Kenaikan PPN ini menimbulkan banyak pro dan kontra di kalangan masyarakat. Direktur Eksekutif Indonesia Economic Fiscal (IEF) Research Institute, Ariawan Rahmat memberikan saran kepada pemerintah untuk menunda rencananya menaikkan PPN dari 11% menjadi 12% di awal 2025 mendatang.
Kenaikan PPN disinyalir dapat mempengaruhi daya beli masyarakat, terutama beberapa barang yang saat ini dikenakan tarif PPN, mulai dari barang konsumsi, barang elektronik, apartemen, rumah, hingga mobil sekalipun dikenakan tarif PPN.
Selain itu, kesejahteraan masyarakat juga akan terdampak karena adanya kenaikan PPN. Masyarakat akan membayar ekstra untuk mendapatkan barang yang diinginkannya karena termasuk dalam barang yang dikenakan PPN.
Apalagi jika melihat kondisi masyarakat yang dibawah garis kemiskinan, mereka harus memaksakan diri untuk menekan niat untuk mengkonsumsi barang dan jasa yang seharusnya penting untuk didapatkan mereka
Namun disisi lain, kenaikan PPN ini akan menambah kantong perbendaharaan negara. Dalam keadaan tersebut, negara dapat membangun sektor lainnya sehingga terjadi pemerataan pembangunan di seluruh wilayah Indonesia.
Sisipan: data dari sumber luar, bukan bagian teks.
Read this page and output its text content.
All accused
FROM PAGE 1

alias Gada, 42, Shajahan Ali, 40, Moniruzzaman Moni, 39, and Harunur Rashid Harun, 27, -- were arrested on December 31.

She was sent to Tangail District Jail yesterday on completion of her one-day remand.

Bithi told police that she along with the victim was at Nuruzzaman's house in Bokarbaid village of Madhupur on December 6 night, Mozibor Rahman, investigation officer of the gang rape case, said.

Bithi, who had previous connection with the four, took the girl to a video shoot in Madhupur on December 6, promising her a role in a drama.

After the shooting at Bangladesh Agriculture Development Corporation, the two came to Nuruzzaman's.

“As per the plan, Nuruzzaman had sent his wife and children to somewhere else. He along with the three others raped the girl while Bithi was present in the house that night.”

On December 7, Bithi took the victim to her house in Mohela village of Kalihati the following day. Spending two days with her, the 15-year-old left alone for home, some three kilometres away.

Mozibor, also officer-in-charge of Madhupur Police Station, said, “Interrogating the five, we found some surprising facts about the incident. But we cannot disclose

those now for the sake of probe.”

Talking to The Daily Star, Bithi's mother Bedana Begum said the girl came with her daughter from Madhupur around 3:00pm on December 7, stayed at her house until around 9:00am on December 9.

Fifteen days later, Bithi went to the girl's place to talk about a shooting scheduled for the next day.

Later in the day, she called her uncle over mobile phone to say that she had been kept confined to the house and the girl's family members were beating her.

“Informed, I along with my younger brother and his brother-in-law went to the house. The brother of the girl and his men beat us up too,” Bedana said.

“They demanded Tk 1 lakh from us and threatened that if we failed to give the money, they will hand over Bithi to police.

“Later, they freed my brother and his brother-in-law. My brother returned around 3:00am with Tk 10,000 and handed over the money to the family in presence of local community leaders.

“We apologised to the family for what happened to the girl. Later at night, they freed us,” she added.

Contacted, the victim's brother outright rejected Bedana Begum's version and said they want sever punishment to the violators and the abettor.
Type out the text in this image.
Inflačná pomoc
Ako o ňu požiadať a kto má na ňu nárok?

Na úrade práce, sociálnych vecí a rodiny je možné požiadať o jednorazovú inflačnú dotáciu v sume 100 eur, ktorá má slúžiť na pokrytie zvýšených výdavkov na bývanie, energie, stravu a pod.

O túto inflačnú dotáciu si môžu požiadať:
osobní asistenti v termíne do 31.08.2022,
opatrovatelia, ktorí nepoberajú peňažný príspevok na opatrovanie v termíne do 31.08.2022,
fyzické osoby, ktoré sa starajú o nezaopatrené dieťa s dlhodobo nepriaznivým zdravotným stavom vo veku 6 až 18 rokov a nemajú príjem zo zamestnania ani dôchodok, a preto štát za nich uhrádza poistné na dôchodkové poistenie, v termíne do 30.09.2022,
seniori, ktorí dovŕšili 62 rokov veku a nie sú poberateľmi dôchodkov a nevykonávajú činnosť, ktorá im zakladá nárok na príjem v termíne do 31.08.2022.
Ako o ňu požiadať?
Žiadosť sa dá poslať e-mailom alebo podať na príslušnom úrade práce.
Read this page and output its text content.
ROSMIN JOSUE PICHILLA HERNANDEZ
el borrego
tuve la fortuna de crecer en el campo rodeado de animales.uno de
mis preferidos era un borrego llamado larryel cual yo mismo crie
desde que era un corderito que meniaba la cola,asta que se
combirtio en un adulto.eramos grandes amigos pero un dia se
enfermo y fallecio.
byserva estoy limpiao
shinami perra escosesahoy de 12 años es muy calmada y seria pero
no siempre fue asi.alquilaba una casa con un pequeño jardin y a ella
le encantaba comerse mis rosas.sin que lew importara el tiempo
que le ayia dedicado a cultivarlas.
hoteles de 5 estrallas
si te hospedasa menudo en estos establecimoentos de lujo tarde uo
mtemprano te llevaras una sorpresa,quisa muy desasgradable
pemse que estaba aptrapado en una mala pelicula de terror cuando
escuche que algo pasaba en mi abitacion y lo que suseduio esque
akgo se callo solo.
Selain Ariawan, Jemmy Kartiwa Sastraatmadja seorang Ketua Umum Asosiasi Pertekstilan Indonesia (API), mengatakan jika kenaikan PPN tersebut menyebabkan daya beli masyarakat semakin terbebani.
Misalnya Ketika seseorang akan membeli sebuah rumah seharga 400 Juta secara tunai. Namun pada akhirnya ia mengurungkan niatnya membeli rumah tersebut karena ia melihat PPN yang sangat tinggi yang harus dibayarkan yaitu mencapai 48 Juta. Padahal ia sangat membutuhkan rumah tersebut sebagai tempat tinggal untuk keluarganya
Jemmy berharap, jika kenaikan PPN menjadi 12% bisa sedikit lebih ditunda. Hal ini melihat kondisi daya beli masyarakat yang belum pulih secara maksimal sehingga pemerintah perlu untuk menunda pelaksanaan kenaikan PPN menjadi 12%
Pernyataan untuk menunda PPN dinaikkan menjadi 12% juga dilontarkan oleh Ketua APSYFI, Redma Gita Wiraswasta. Ia mengatakan jika kenaikan PPN di tengah kondisi daya beli masyarakat yang rendah dapat mengakibatkan pembelian produk industri manufaktur atau kegiatan ekspor barang juga semakin drop atau tertekan.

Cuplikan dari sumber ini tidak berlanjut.